Le dernier soupir de La Poste
TEXTE: JACQUES NEIRYNCK
Depuis près d’un an, La Poste prend des mesures pour hâter sa disparition: organisation
de longues files d’attente, fermeture de bureaux, diminution des salaires, augmentation
des tarifs et surtout poignante vente de papeterie. Cela fait songer à ces vieilles dames
qui rognent sur la nourriture, vendent leurs derniers bijoux et se préparent à mourir
parce qu’elles en ont assez de vivre. Face à l’inéluctable, pourquoi tergiverser? Une fin
horrible ne vaut-elle pas mieux que des horreurs sans fin?
Le virus qui tue la poste aux lettres est le courriel. Chaque matin s’entassent dans notre
e-mail cent invitations à consommer sans ordonnance des médicaments frelatés, à
acquérir de fausses Rolex, à fréquenter de vraies prostituées, à souscrire de faux
placements qui sont de vraies escroqueries. Mais de ce magma émergent les deux ou
trois messages indispensables. On y répond par un texte d’une brièveté déconcertante:
«OK.» Pas de suscription. Pas de formule de politesse. Pas de signature. La
correspondance réduite au minimum du transfert d’information.
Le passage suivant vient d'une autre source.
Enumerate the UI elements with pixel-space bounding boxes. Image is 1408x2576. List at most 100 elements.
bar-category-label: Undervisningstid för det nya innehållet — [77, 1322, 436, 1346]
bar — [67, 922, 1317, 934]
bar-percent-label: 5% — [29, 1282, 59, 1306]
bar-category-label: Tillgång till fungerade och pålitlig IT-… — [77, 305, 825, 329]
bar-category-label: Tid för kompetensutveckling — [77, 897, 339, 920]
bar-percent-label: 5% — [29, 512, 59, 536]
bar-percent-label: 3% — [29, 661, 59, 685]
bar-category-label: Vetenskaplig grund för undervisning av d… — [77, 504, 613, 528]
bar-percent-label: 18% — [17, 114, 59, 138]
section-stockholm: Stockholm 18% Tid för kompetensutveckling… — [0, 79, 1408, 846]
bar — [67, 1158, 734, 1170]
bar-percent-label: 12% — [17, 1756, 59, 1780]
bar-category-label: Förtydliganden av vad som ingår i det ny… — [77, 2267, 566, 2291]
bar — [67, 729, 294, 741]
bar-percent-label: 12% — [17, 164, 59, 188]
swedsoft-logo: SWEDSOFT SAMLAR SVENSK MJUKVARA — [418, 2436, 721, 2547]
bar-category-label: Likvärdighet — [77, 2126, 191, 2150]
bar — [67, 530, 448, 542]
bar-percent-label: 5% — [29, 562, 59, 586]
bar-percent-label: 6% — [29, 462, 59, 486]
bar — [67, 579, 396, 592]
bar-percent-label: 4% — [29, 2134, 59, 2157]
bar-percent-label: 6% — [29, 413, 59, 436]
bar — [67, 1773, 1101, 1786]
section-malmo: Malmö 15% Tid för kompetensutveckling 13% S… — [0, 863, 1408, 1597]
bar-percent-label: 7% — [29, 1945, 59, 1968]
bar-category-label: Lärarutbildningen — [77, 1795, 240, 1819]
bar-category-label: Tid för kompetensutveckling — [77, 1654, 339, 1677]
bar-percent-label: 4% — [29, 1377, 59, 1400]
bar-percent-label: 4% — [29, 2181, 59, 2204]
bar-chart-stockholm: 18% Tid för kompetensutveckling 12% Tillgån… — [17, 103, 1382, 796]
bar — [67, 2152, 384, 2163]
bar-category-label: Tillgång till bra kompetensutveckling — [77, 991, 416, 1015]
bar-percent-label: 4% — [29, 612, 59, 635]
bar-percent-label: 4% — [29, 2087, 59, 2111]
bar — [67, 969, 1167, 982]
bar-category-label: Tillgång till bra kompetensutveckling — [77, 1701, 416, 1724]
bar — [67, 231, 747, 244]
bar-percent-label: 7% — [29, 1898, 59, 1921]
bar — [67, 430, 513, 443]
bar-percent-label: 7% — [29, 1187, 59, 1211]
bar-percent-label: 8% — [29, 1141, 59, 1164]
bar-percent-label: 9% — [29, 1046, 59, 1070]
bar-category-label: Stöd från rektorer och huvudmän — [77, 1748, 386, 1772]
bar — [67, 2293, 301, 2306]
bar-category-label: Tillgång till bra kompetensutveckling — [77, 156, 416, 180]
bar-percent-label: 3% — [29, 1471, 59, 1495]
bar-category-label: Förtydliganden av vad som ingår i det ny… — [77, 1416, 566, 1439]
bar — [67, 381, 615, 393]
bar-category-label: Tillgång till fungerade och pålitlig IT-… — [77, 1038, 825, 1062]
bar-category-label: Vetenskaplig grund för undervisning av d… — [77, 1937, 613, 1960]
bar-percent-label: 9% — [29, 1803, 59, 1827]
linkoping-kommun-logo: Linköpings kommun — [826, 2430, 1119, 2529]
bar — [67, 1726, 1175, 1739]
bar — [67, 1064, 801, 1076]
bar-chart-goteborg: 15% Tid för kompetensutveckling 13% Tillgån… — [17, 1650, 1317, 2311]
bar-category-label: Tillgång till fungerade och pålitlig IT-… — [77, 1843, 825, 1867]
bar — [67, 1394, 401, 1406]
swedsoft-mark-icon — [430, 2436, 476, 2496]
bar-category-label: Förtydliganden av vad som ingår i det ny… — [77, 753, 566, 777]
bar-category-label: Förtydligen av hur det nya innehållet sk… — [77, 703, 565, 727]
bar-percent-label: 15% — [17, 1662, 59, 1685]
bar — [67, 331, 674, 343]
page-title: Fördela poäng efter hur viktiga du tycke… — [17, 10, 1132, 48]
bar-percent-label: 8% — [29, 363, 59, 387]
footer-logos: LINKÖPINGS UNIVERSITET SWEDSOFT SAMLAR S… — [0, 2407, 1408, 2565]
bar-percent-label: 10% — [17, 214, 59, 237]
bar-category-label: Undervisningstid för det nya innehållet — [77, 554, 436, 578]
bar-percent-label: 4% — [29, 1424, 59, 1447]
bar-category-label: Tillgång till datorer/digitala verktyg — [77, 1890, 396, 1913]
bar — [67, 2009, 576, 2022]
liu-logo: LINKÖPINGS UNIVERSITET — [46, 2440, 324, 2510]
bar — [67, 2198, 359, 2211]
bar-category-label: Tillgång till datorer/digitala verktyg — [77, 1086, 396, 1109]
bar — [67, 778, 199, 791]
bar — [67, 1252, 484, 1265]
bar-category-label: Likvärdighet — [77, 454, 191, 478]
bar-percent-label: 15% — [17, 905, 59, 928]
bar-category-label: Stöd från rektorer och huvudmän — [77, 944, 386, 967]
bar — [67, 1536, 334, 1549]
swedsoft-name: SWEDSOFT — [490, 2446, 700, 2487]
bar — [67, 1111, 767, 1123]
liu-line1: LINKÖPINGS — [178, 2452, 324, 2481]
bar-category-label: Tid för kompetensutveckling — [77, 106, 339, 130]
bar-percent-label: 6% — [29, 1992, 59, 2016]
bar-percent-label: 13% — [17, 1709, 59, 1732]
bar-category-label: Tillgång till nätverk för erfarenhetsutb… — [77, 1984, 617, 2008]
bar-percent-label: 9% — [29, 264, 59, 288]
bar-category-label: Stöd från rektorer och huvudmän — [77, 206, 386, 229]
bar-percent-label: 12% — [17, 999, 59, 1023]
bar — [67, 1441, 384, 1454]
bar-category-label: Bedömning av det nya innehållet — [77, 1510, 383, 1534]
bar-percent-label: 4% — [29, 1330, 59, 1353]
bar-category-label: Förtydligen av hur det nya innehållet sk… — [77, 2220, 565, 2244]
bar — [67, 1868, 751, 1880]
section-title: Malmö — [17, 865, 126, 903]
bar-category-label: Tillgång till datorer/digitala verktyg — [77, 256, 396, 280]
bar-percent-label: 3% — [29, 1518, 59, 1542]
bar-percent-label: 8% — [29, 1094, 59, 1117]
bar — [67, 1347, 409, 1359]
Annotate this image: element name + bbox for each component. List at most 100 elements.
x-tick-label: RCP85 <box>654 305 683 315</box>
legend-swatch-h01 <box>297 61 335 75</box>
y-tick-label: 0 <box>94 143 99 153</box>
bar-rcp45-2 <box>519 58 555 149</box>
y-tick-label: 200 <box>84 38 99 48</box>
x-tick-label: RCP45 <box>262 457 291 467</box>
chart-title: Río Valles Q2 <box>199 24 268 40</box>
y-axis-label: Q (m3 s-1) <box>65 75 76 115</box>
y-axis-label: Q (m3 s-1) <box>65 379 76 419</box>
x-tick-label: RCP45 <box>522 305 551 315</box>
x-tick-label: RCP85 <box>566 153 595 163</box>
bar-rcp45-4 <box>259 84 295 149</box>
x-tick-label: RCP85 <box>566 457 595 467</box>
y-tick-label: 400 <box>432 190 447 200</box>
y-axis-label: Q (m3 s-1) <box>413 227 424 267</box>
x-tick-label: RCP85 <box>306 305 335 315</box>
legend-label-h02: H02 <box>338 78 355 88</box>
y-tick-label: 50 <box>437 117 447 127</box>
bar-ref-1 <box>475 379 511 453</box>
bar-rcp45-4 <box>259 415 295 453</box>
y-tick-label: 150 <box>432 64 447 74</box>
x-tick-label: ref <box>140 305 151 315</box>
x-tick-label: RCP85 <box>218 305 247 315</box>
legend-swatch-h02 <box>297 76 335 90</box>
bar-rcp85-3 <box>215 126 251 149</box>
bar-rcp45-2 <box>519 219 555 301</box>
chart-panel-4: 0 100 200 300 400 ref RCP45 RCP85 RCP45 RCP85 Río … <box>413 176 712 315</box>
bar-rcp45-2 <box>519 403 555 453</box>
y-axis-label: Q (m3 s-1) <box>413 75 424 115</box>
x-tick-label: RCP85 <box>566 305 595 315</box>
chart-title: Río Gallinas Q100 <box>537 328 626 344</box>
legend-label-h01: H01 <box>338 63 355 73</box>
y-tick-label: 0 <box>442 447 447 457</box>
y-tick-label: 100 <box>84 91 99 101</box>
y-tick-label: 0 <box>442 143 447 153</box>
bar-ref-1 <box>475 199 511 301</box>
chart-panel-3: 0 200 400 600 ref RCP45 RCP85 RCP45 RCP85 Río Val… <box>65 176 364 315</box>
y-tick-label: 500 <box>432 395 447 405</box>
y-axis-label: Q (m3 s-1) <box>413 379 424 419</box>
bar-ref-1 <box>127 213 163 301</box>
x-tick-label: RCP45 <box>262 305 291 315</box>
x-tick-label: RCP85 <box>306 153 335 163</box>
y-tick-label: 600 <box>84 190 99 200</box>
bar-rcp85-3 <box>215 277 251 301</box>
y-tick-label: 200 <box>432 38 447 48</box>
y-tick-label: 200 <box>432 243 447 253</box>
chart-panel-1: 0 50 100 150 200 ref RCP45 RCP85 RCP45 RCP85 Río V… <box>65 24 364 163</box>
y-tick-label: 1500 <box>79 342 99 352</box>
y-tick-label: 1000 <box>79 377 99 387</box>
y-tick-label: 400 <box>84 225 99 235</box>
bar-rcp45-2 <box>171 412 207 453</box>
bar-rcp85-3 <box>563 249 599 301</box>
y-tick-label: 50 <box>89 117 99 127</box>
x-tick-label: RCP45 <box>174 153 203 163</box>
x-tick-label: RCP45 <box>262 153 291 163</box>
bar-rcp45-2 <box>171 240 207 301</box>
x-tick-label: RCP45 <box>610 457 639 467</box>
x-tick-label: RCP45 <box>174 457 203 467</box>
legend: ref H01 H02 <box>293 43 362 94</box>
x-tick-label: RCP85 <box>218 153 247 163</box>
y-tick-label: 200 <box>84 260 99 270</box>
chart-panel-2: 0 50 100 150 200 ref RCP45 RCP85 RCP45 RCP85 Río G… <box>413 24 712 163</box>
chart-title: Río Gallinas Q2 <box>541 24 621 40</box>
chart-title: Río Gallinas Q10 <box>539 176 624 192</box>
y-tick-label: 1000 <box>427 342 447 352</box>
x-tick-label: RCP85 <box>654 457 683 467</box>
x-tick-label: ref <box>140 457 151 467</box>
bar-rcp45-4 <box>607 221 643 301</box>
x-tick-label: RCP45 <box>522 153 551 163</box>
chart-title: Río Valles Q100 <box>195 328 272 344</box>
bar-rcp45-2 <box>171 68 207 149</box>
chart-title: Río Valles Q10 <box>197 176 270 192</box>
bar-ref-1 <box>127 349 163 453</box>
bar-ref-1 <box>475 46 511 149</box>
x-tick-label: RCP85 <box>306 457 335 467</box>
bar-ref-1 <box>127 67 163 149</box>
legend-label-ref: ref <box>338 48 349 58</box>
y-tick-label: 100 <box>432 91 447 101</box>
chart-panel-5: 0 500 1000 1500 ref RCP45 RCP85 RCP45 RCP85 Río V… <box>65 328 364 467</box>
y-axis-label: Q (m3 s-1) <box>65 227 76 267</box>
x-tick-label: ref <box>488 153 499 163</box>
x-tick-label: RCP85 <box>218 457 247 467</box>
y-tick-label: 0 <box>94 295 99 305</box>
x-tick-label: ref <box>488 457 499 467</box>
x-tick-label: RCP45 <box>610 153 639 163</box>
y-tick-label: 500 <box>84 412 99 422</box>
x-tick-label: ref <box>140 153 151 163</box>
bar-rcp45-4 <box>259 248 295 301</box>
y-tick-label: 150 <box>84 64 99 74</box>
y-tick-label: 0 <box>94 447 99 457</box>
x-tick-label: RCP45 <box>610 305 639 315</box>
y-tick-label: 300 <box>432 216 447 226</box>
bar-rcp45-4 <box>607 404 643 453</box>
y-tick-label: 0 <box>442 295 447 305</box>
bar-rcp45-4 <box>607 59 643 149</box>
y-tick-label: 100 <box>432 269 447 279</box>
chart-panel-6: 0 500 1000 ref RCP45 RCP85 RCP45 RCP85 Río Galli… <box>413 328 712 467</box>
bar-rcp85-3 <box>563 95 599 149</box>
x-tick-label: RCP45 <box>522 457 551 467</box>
Inutile d’emberlificoter
ce message de longues phrases qui posent des problèmes insensés d’orthographe et de
syntaxe. Le courriel ne coûte rien et il arrive instantanément au destinataire qui peut
répondre dans la minute.
Face à cette invention des ingénieurs, les postiers deviennent des héros sans emploi. A
quoi sert-il de déplacer à grand frais une enveloppe timbrée à travers le pays, voire à
travers le monde, en égarant forcément quelques plis, en prenant plusieurs jours?
Chaque année, le trafic du courrier postal diminue de deux pour cent. La Poste a décidé
de réagir par une campagne de publicité centrée sur le thème «Une lettre, le début d’une
histoire». Ulrich Gygi précise: «L’objectif est de susciter émotion et sympathie envers
La Poste.» Et la direction de se lancer dans un éloge romantique du pli cacheté:
«Souvent notre coeur bat la chamade à l’ouverture d’une lettre…»
Entre la lettre et le courriel, la concurrence est identique à celle qui opposa jadis la
diligence et la locomotive. La Poste parie sur la diligence. Elle évoque la nostalgie des
lettres d’amour sur papier rose, scellées d’un tampon de cire, arrosées des larmes de
l’auteur et de la lectrice, gardées au fond d’un tiroir en liasse entourées d’un ruban
parfumé. Tout cela est bien joli. Mais existe-t-il encore des jeunes gens romantiques et
des jeunes filles cloîtrées à la maison?
Si l’objectif de La Poste est de devenir un service public pour amants rétrogrades,
encore faudrait-il recréer les conditions du 18e siècle. Des filles au pensionnat, des
garçons à la caserne, des relais de poste, des diligences précédées par un postillon
sonnant du cor, du papier vélin et des plumes d’oie. Tout cela dans le parc du
Ballenberg où des enfants ébahis découvriraient Ulrich Gygi, déguisé en postier, lever
une boîte aux lettres reconstituée remplie de plis factices. La représentation serait
gratuite, mais le principal intéressé pourrait faire la quête à la sortie.